An old apartment building on Dallas Street in Montenegro is one of the city's most notorious apartment complexes: infested with cockroaches, unkempt, and littered with cars without license plates or riddled with bullet holes.
In the months before the family fled, gunfire, fights and loud music began to be heard every night in Montenegro. The final straw was a terrifying encounter with an armed man on their front door.
In August, two months after she moved out of her studio apartment, a video went viral showing heavily armed men, believed to be members of Tren de Aragua, banging on the front door of her old apartment and trying to get inside.
“It's not safe there, especially if you have children. You hear gunshots and my kids used to walk to school but they don't feel safe there anymore,” she said.
“I think it was the right decision to move out of there.”
Police have made no arrests in the incident, which took place at an old apartment building in Montenegro.
Tren de Aragua gang violence isn't limited to Aurora: In Denver, the Arapahoe County Sheriff's Office arrested four people associated with the gang at the Ivy Crossing Apartments in late August. During the arrests, officers seized 750 counterfeit pills, ketamine, and a stolen vehicle.

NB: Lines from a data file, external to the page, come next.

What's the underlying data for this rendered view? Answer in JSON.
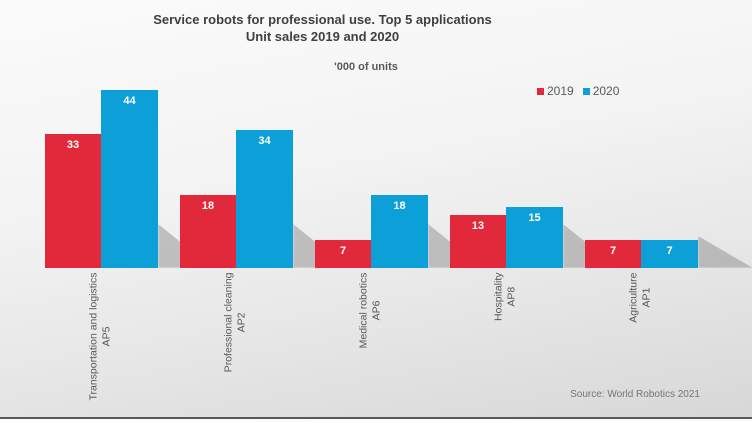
{
  "title": {
    "line1": "Service robots for professional use. Top 5 applications",
    "line2": "Unit sales 2019 and 2020"
  },
  "units_label": "'000 of units",
  "source": "Source: World Robotics 2021",
  "chart_data": {
    "type": "bar",
    "title": "Service robots for professional use. Top 5 applications",
    "subtitle": "Unit sales 2019 and 2020",
    "ylabel": "'000 of units",
    "categories": [
      "Transportation and logistics",
      "Professional cleaning",
      "Medical robotics",
      "Hospitality",
      "Agriculture"
    ],
    "category_codes": [
      "AP5",
      "AP2",
      "AP6",
      "AP8",
      "AP1"
    ],
    "series": [
      {
        "name": "2019",
        "color": "#e2293b",
        "values": [
          33,
          18,
          7,
          13,
          7
        ]
      },
      {
        "name": "2020",
        "color": "#0c9fd8",
        "values": [
          44,
          34,
          18,
          15,
          7
        ]
      }
    ],
    "ylim": [
      0,
      48
    ],
    "grid": false,
    "legend_position": "top-right",
    "data_labels": true,
    "axis_visible": false
  }
}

Arapahoe County Sheriff Tyler Brown told The Washington Post that his office took action after receiving a tip and seeing reports of “someone walking around with a firearm and someone dealing drugs.”
Deputy Sheriff Christopher Calderon accompanied a Washington Post reporter to the scene of the operation, saying the area “has changed considerably over the years with immigrants from different countries.”
But much goes unreported because immigrant communities fear law enforcement due to corruption in their home countries, Calderon said.
“They are so afraid of retaliation that they don't want to talk,” Calderon said.
Residents and local officials say Aurora police are downplaying the gang problem.
Residents living near the old Montenegro building fear gang retaliation and asked not to be named in order to speak freely about the threats.
The neighbor told The Post that Aurora Police, which just hired a new chief, had not responded to calls about gunfire and extremely loud music playing throughout the night.
“I've called the police 20 times in the last month or two and they've never come,” the neighbor said.
He said he felt “totally” powerless.
“They're completely out of control,” the neighbor added.
Douglas County Sheriff Darren Weekley, who has yet to see such gang activity in neighboring counties, told The Post that the Aurora Police Department is downplaying the issue.
“We need people in our police departments who are willing to go in and clean up the mess, serve the community, solve crimes, catch bad guys and hold criminals accountable,” Weekley said. “We don't have those people in our police departments. It's chaos.”